Elephantiasis affects more than 120 million people worldwide with over 40 million severely disfigured. It is not a specific disease, but rather a syndrome caused by chronic obstruction of lymphatics. The most common cause is lymphatic filariasis, which is caused by the thread-like worms Wuchereria bancrofti, Brugia malayi, and Brugia timori. The infection is transmitted to humans by mosquitoes. Adult worms lodge in the lymphatics, disrupting the fluid balance between tissues and blood vessels, causing lymphedema of the extremities, breast, or genitourinary (GU) system. The infection is generally acquired in childhood, although clinical manifestations may take years to develop. Adult worms live 4 to 6 years, producing millions of blood circulating microfilariae. Acute symptoms of lymphadenopathy and dermal inflammation may precede and later accompany chronic swelling. With persistent infection and inflammation, the skin develops a hyperkeratotic, pebbly, or warty appearance that may become ulcerated and darkened. Bacterial and fungal superinfections contribute to morbidity.

Mosquito nets and insect repellants are the main means of prevention of lymphatic filariasis. Parasites may be detected microscopically in the blood, but the nocturnal periodicity makes identification challenging. Eosinophilia is common but is nonspecific.
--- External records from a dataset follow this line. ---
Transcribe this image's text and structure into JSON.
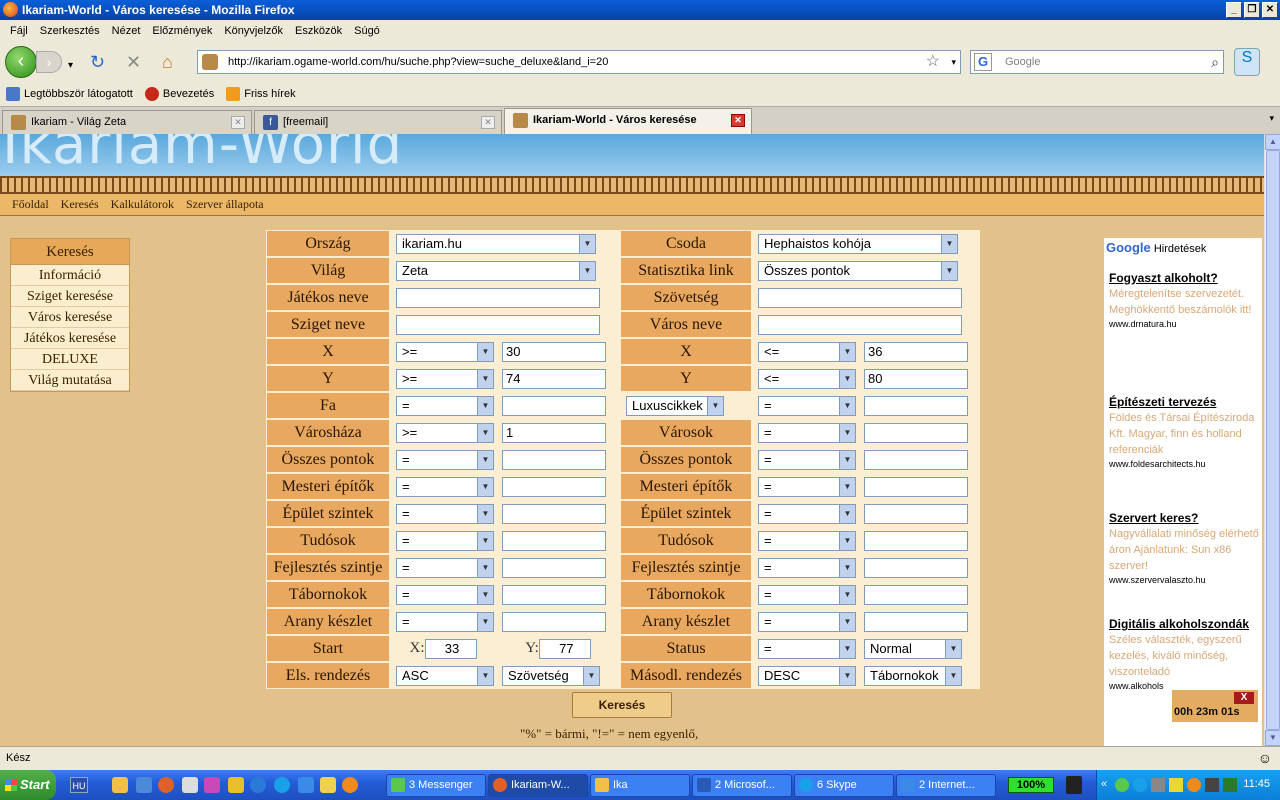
{
  "window": {
    "title": "Ikariam-World - Város keresése - Mozilla Firefox"
  },
  "menu": [
    "Fájl",
    "Szerkesztés",
    "Nézet",
    "Előzmények",
    "Könyvjelzők",
    "Eszközök",
    "Súgó"
  ],
  "nav": {
    "url": "http://ikariam.ogame-world.com/hu/suche.php?view=suche_deluxe&land_i=20",
    "search_placeholder": "Google"
  },
  "bookmarks": [
    "Legtöbbször látogatott",
    "Bevezetés",
    "Friss hírek"
  ],
  "tabs": [
    {
      "label": "Ikariam - Világ Zeta"
    },
    {
      "label": "[freemail]"
    },
    {
      "label": "Ikariam-World - Város keresése"
    }
  ],
  "page": {
    "logo": "Ikariam-World",
    "sitenav": [
      "Főoldal",
      "Keresés",
      "Kalkulátorok",
      "Szerver állapota"
    ],
    "leftmenu": {
      "header": "Keresés",
      "items": [
        "Információ",
        "Sziget keresése",
        "Város keresése",
        "Játékos keresése",
        "DELUXE",
        "Világ mutatása"
      ]
    },
    "form": {
      "orszag": {
        "label": "Ország",
        "value": "ikariam.hu"
      },
      "csoda": {
        "label": "Csoda",
        "value": "Hephaistos kohója"
      },
      "vilag": {
        "label": "Világ",
        "value": "Zeta"
      },
      "statlink": {
        "label": "Statisztika link",
        "value": "Összes pontok"
      },
      "jatekos": {
        "label": "Játékos neve",
        "value": ""
      },
      "szovetseg": {
        "label": "Szövetség",
        "value": ""
      },
      "sziget": {
        "label": "Sziget neve",
        "value": ""
      },
      "varos": {
        "label": "Város neve",
        "value": ""
      },
      "rows": [
        {
          "left": "X",
          "lop": ">=",
          "lval": "30",
          "right": "X",
          "rop": "<=",
          "rval": "36"
        },
        {
          "left": "Y",
          "lop": ">=",
          "lval": "74",
          "right": "Y",
          "rop": "<=",
          "rval": "80"
        },
        {
          "left": "Fa",
          "lop": "=",
          "lval": "",
          "right": "Luxuscikkek",
          "rop": "=",
          "rval": ""
        },
        {
          "left": "Városháza",
          "lop": ">=",
          "lval": "1",
          "right": "Városok",
          "rop": "=",
          "rval": ""
        },
        {
          "left": "Összes pontok",
          "lop": "=",
          "lval": "",
          "right": "Összes pontok",
          "rop": "=",
          "rval": ""
        },
        {
          "left": "Mesteri építők",
          "lop": "=",
          "lval": "",
          "right": "Mesteri építők",
          "rop": "=",
          "rval": ""
        },
        {
          "left": "Épület szintek",
          "lop": "=",
          "lval": "",
          "right": "Épület szintek",
          "rop": "=",
          "rval": ""
        },
        {
          "left": "Tudósok",
          "lop": "=",
          "lval": "",
          "right": "Tudósok",
          "rop": "=",
          "rval": ""
        },
        {
          "left": "Fejlesztés szintje",
          "lop": "=",
          "lval": "",
          "right": "Fejlesztés szintje",
          "rop": "=",
          "rval": ""
        },
        {
          "left": "Tábornokok",
          "lop": "=",
          "lval": "",
          "right": "Tábornokok",
          "rop": "=",
          "rval": ""
        },
        {
          "left": "Arany készlet",
          "lop": "=",
          "lval": "",
          "right": "Arany készlet",
          "rop": "=",
          "rval": ""
        }
      ],
      "start": {
        "label": "Start",
        "x_label": "X:",
        "x": "33",
        "y_label": "Y:",
        "y": "77"
      },
      "status": {
        "label": "Status",
        "op": "=",
        "value": "Normal"
      },
      "sort1": {
        "label": "Els. rendezés",
        "dir": "ASC",
        "field": "Szövetség"
      },
      "sort2": {
        "label": "Másodl. rendezés",
        "dir": "DESC",
        "field": "Tábornokok"
      },
      "submit": "Keresés",
      "hint": "\"%\" = bármi, \"!=\" = nem egyenlő,"
    },
    "ads": {
      "header_google": "Google",
      "header_label": "Hirdetések",
      "items": [
        {
          "title": "Fogyaszt alkoholt?",
          "body": "Méregtelenítse szervezetét. Meghökkentő beszámolók itt!",
          "url": "www.drnatura.hu"
        },
        {
          "title": "Építészeti tervezés",
          "body": "Földes és Társai Építésziroda Kft. Magyar, finn és holland referenciák",
          "url": "www.foldesarchitects.hu"
        },
        {
          "title": "Szervert keres?",
          "body": "Nagyvállalati minőség elérhető áron Ajánlatunk: Sun x86 szerver!",
          "url": "www.szervervalaszto.hu"
        },
        {
          "title": "Digitális alkoholszondák",
          "body": "Széles választék, egyszerű kezelés, kiváló minőség, viszonteladó",
          "url": "www.alkohols"
        }
      ]
    },
    "timer": {
      "close": "X",
      "time": "00h 23m 01s"
    }
  },
  "status_text": "Kész",
  "taskbar": {
    "start": "Start",
    "lang": "HU",
    "tasks": [
      "3 Messenger",
      "Ikariam-W...",
      "Ika",
      "2 Microsof...",
      "6 Skype",
      "2 Internet..."
    ],
    "battery": "100%",
    "clock": "11:45"
  }
}
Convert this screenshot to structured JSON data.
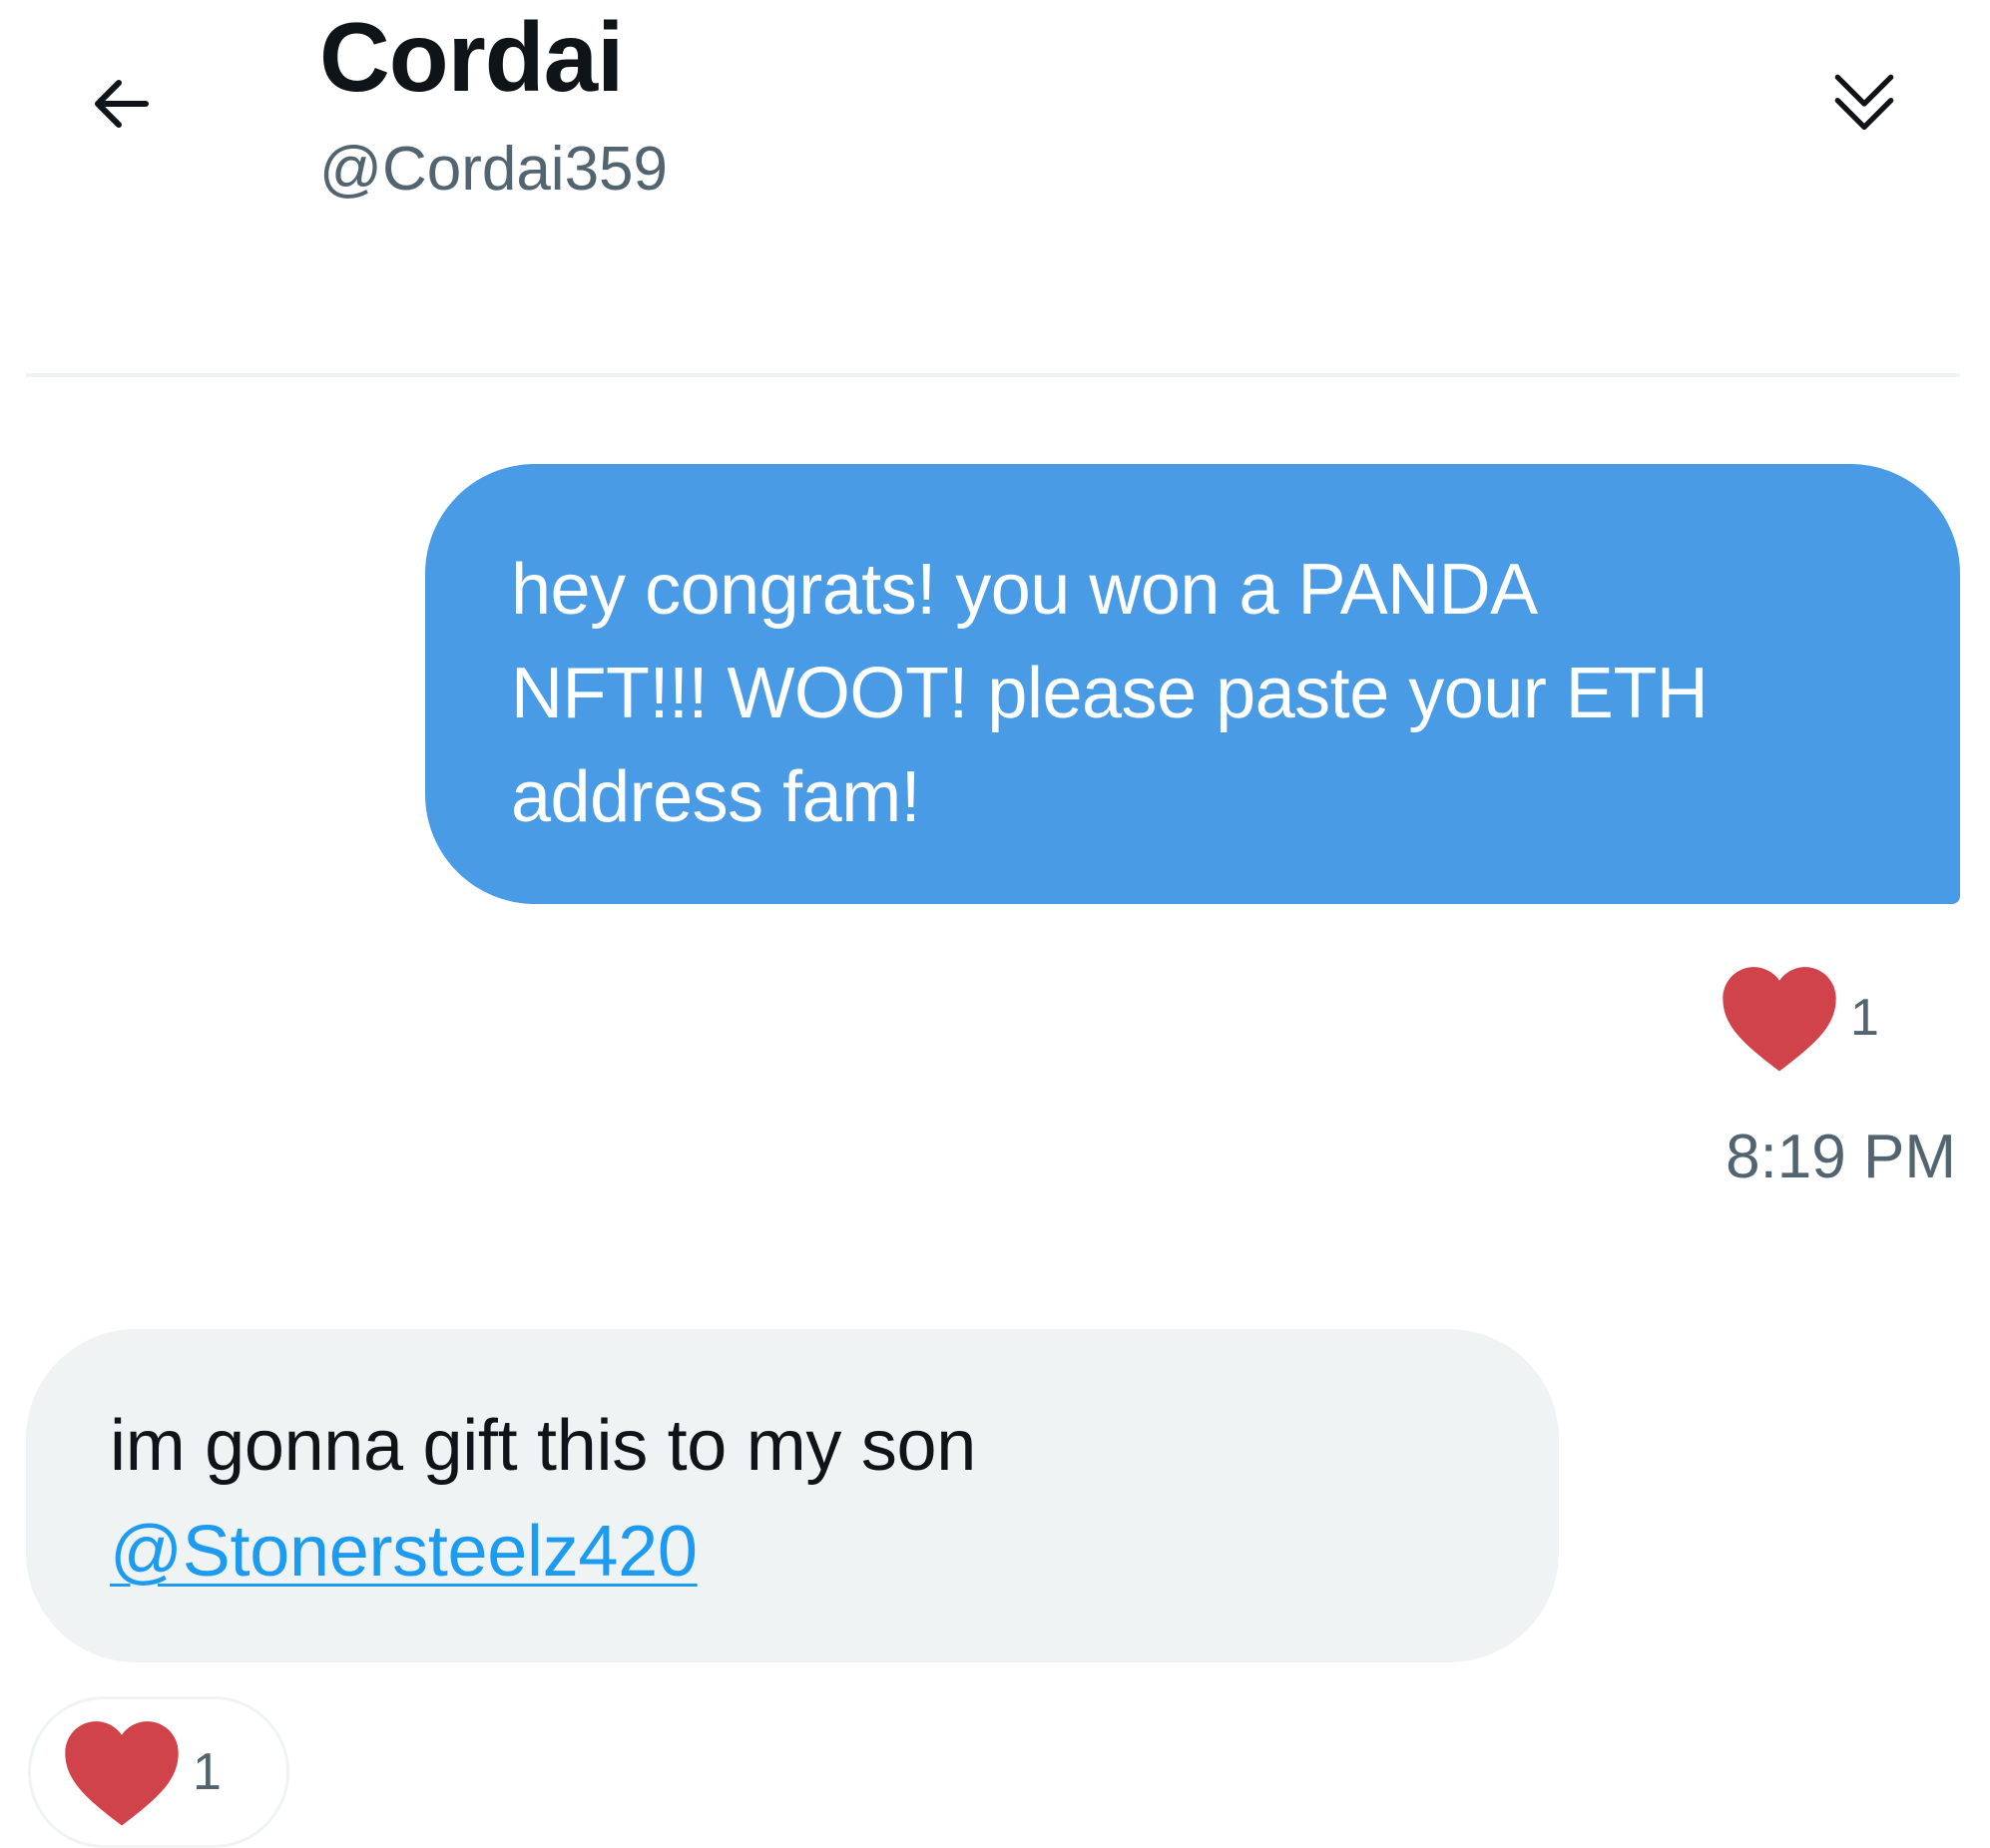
{
  "header": {
    "title": "Cordai",
    "handle": "@Cordai359",
    "back_icon": "arrow-left-icon",
    "collapse_icon": "double-chevron-down-icon"
  },
  "messages": [
    {
      "direction": "sent",
      "text_lines": [
        "hey congrats! you won a PANDA",
        "NFT!!! WOOT! please paste your ETH",
        "address fam!"
      ],
      "reaction": {
        "icon": "heart-icon",
        "count": "1"
      },
      "time": "8:19 PM"
    },
    {
      "direction": "received",
      "text": "im gonna gift this to my son",
      "mention": "@Stonersteelz420",
      "reaction": {
        "icon": "heart-icon",
        "count": "1"
      }
    }
  ],
  "colors": {
    "sent_bubble": "#4a9be6",
    "received_bubble": "#eff3f4",
    "heart": "#d0434a",
    "link": "#1d9bf0",
    "muted_text": "#536471"
  }
}
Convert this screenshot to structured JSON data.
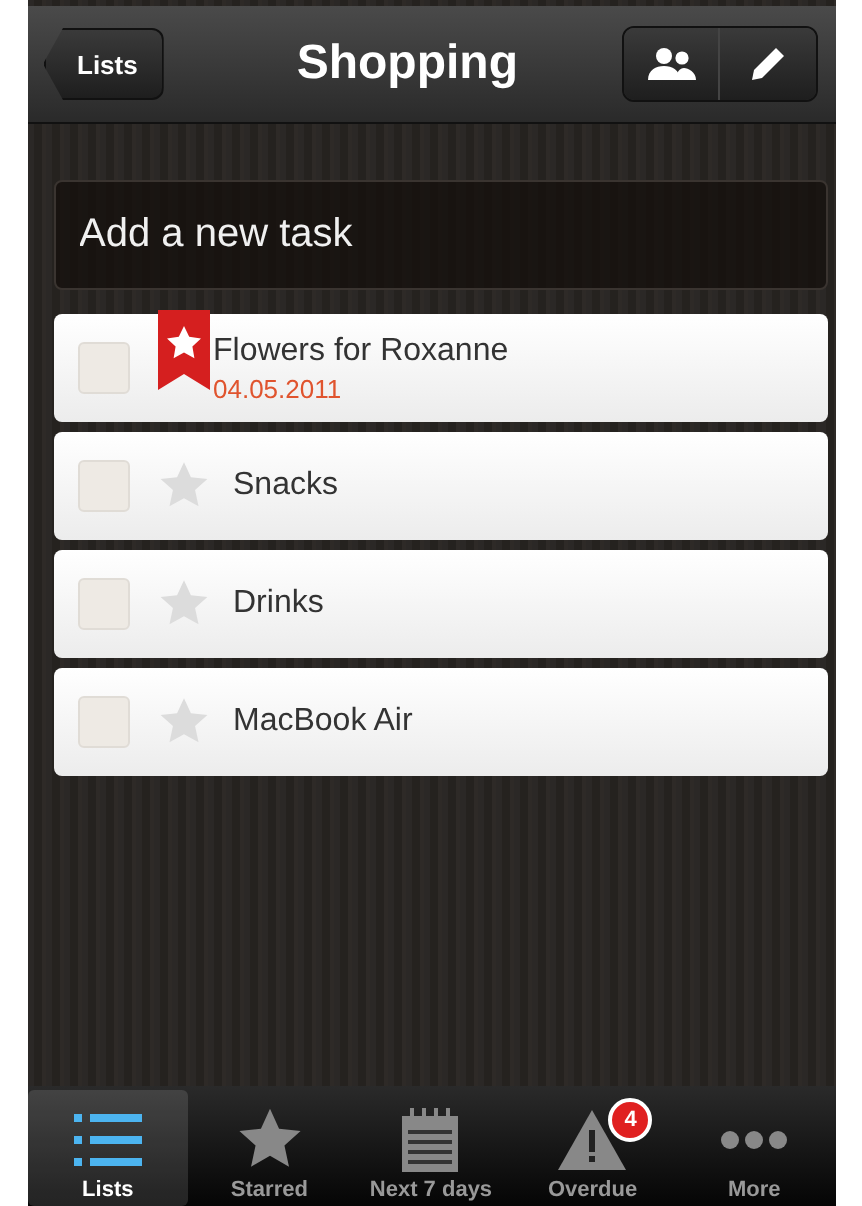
{
  "nav": {
    "back": "Lists",
    "title": "Shopping"
  },
  "new_task": {
    "placeholder": "Add a new task"
  },
  "tasks": [
    {
      "title": "Flowers for Roxanne",
      "due": "04.05.2011",
      "checked": false,
      "starred": true
    },
    {
      "title": "Snacks",
      "checked": false,
      "starred": false
    },
    {
      "title": "Drinks",
      "checked": false,
      "starred": false
    },
    {
      "title": "MacBook Air",
      "checked": false,
      "starred": false
    }
  ],
  "tabs": [
    {
      "label": "Lists",
      "kind": "list",
      "selected": true
    },
    {
      "label": "Starred",
      "kind": "star",
      "selected": false
    },
    {
      "label": "Next 7 days",
      "kind": "calendar",
      "selected": false
    },
    {
      "label": "Overdue",
      "kind": "warning",
      "selected": false,
      "badge": "4"
    },
    {
      "label": "More",
      "kind": "dots",
      "selected": false
    }
  ]
}
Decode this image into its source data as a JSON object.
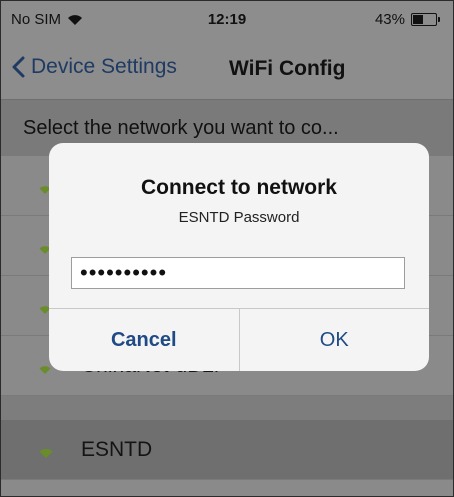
{
  "status_bar": {
    "carrier": "No SIM",
    "time": "12:19",
    "battery": "43%",
    "battery_level_percent": 43
  },
  "nav": {
    "back_label": "Device Settings",
    "title": "WiFi Config"
  },
  "section_header": "Select the network you want to co...",
  "networks": [
    {
      "name": ""
    },
    {
      "name": ""
    },
    {
      "name": ""
    },
    {
      "name": "ChinaNet-uD2i"
    },
    {
      "name": "ESNTD"
    }
  ],
  "dialog": {
    "title": "Connect to network",
    "message": "ESNTD Password",
    "password_value": "••••••••••",
    "cancel_label": "Cancel",
    "ok_label": "OK"
  },
  "colors": {
    "accent": "#1f4a86",
    "wifi_icon": "#6a8c2a"
  }
}
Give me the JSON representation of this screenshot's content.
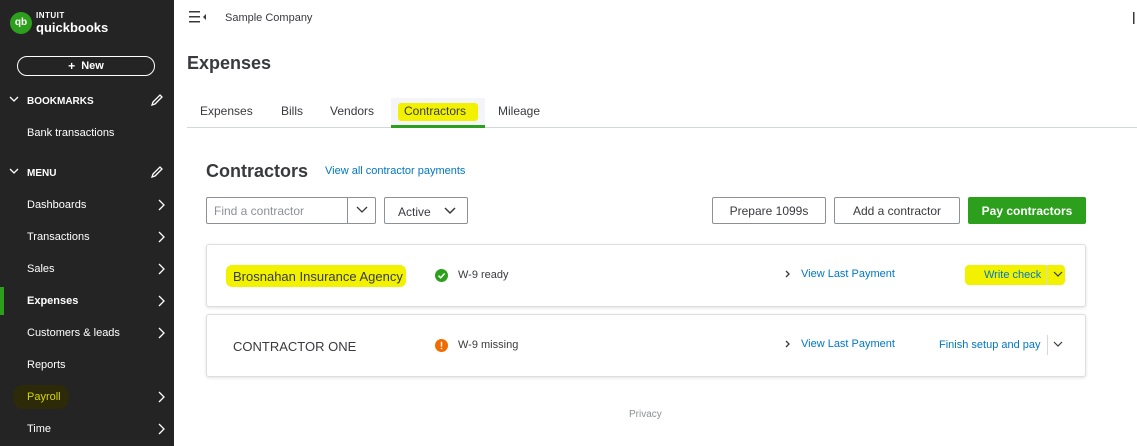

Availability of a rapid card test that identifies circulating antigens has overcome this problem and is available in some endemic areas.

Management and Disposition

Treatment of lymphatic filariasis depends on the presence or absence of other filarial organisms and includes various combinations of albendazole, ivermectin, and diethylcarbamazine. Cleansing of the affected areas and topical antibiotics aid in thwarting secondary disease. Local massage and elevation of the extremity improve lymphatic flow.


  1. Elephantiasis bears a heavy social burden due to physical limitations, disfigurement, sexual disability, and social stigmatization. Affected patients may be shunned by their families, are often unwed, and are unable to work.

  2. Testicular hydrocele is the most common manifestation of chronic W bancrofti infection for males in endemic areas.

  3. Symptomatic filariasis is occasionally seen in travelers, even in those with only short-term stays in endemic regions.

  4. W bancrofti occasionally causes an acute asthma-like condition known as tropical pulmonary eosinophilia.

  5. Podoconiosis is a noninfectious cause of elephantiasis that occurs in people who walk barefoot in areas with large amounts of volcanic ash. Kaposi sarcoma is another emerging cause of nonfilarial elephantiasis in sub-Saharan Africa.

FIGURE 21.24

Elephantiasis. Unilateral lymphatic filariasis. Note diffuse edema with early evidence of chronic skin changes. (Photo contributor: Lawrence B. Stack, MD.)

FIGURE 21.25

Elephantiasis. Late-stage bilateral elephantiasis with chronic nodular skin changes. (Photo contributor: Seth W. Wright, MD.)

FIGURE 21.26

Elephantiasis. Large hydrocele from lymphatic filariasis in a man from Haiti. (Photo contributor: Seth W. Wright, MD.)